|Montage ─ Windows productivity software|
|The above shows a typical "main"
montage, as it might appear upon opening (after activating the Montage
Desktop window to show its full contents). This entire arrangement of
applications was obtained simply double-clicking the desktop icon for
main.mo3, which launched a couple of Windows Explorer windows (Today's
Data and My Links), Outlook Express (for email), an Internet Explorer
window navigated to a daily news site, and a Notepad window containing a
In addition to Shortcuts used for daily activities, this montage contains a few important folder Shortcuts, arranged along the left edge (Favorites, My Documents, Root drive, and My Computer). Of course, since these are Montage Shortcuts, they do more than their Windows counterparts, e.g. restoring exact window placement and Explorer options, monitoring and controlling the target window, and so on.

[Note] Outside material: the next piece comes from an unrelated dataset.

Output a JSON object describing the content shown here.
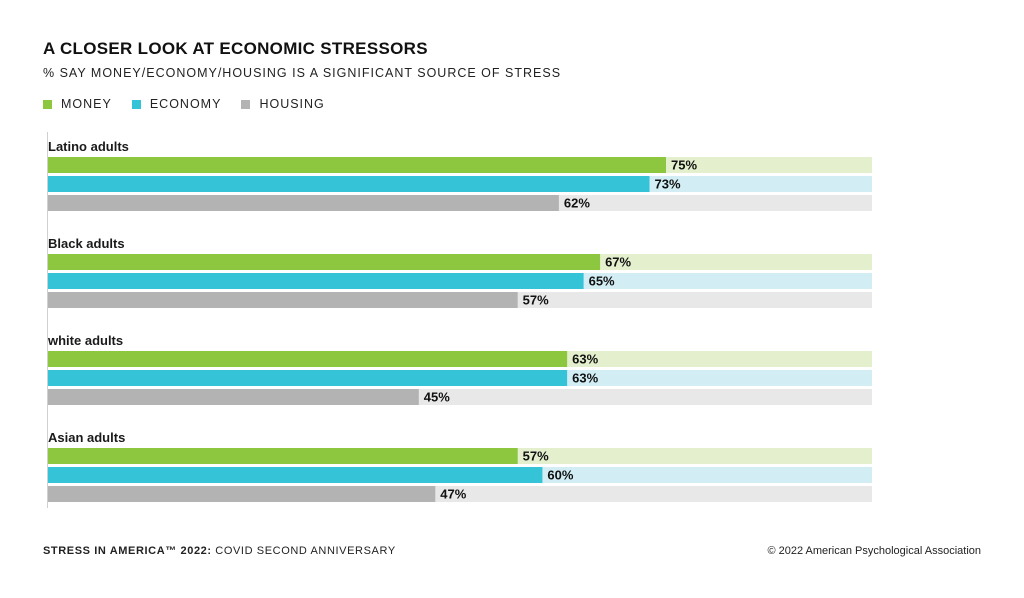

|The rest of this sample main montage contains
Shortcuts to other montages, each pertaining to a certain activity or
group of activities, for example astronomy, backups, clients, computer
maintenance, education, etc. (Subjects need not be mutually exclusive.)
These Shortcuts have been arranged into columns, alphabetically, for quick
reference and easy maintenance as the number of topics grows.
Also purely by convention, the main montage is placed at the upper right of the screen, so its title bar (at least) will usually be visible for rapid access. The Shortcuts in the uppermost row of this montage (highlighted in red) correspond to applications normally kept open, i.e. these are automatically opened when the montage is opened, and closed when the montage is closed.
Now let's suppose we double-clicked on "astronomy", after reviewing the usual daily news and email ...
|After opening the "astronomy" Shortcut, we see another montage window just below the main montage, plus another browser window navigated to a nice page of Hubble telescope images, because the Shortcut to this web page was left open last time we played with the astronomy montage. Because we've followed a consistent pattern of window arrangement, we still can recognize at least a portion of all the windows that were opened through the original Montage metafile, main.mo3, in the background.||Since astronomy is a very large subject, we
included only a handful of Shortcuts to selected web pages in the main
astronomy montage, e.g. home pages for Hubble, NASA, etc. Instead of
overcrowding the layout of astronomy.mo3, we created some more narrowly
defined, related montages, and added Shortcuts to them: deep space
graphics, graphic design, and Hubble.
Now suppose we opened the Shortcut to "deep space graphics" ...
|The "deep space graphics" montage
contains a selection of 5 Hubble images, to be considered as backgrounds
for a logo. These graphics are displayed as extreme reductions of large
JPG files, using Montage's built-in image
viewer. Next to each image is a
pair of Shortcuts, for viewing that file externally, either through Image
Composer (a graphical editing tool) or through Internet Explorer. The
highlighted Shortcut at the bottom corresponds to the large Image Composer
window (behind, at left), which was also opened by this montage.
Although the large size of these windows has obscured most, but not all of the previously visible windows, the title bars of the main montage and the astronomy montage are still easy see, and from either of those windows we could quickly get to any of the other open windows.
|Also note the highlighted Shortcut to
"astronomy" in the "deep space graphics" montage
itself. Even if the astronomy window were completely hidden from view, we
could immediately tell that it's open and bring that window
forward simply by double-clicking this Shortcut. The special gray
background indicates this is an auto-detected Shortcut, i.e.
it wasn't launched by this montage, but the connection to an
already-open target is recognized.
The remaining Shortcuts refer to a couple more related montages, "graphic design", and "Hubble", neither of which is currently open, and there is a folder Shortcut to the directory into which these graphics were downloaded, for reference.
Now let's open the Shortcut to "graphic design" ...
|Having obtained a suitable background image
from "deep space graphics", we created a separate montage to do
some graphic design work. This montage, shown above, has opened three more
external windows, displaying the final result at various sizings.
You can tell from the highlighting of their Shortcuts that the "astronomy" and "deep space graphics" montages are still open, even though those windows are now completely hidden. Likewise, each of the other montages has a Shortcut back to this one, making it quick and easy to navigate back and forth between these related activities, despite the limitations of screen space.
|Note how each of the montages has been
organized into a logical, visually recognizable arrangement of Shortcuts.
It takes a bit of thought and continual massaging to arrive at the most
satisfactory layout for each montage, and the best way to break things
down into separate montages. Fortunately, those efforts are not lost.
In this case, we created rows of Shortcuts to keep track of the steps involved and the intermediate results, as the work was performed. The project was done on and off over a period of days, experimenting with various cutouts, fonts, scaling, palettes, transparency, image formats, etc. Montage made the job easier to manage and helped to preserve a useful record of the work, which could be picked up and expanded at some later date. Beyond that, Montage actually made it fun!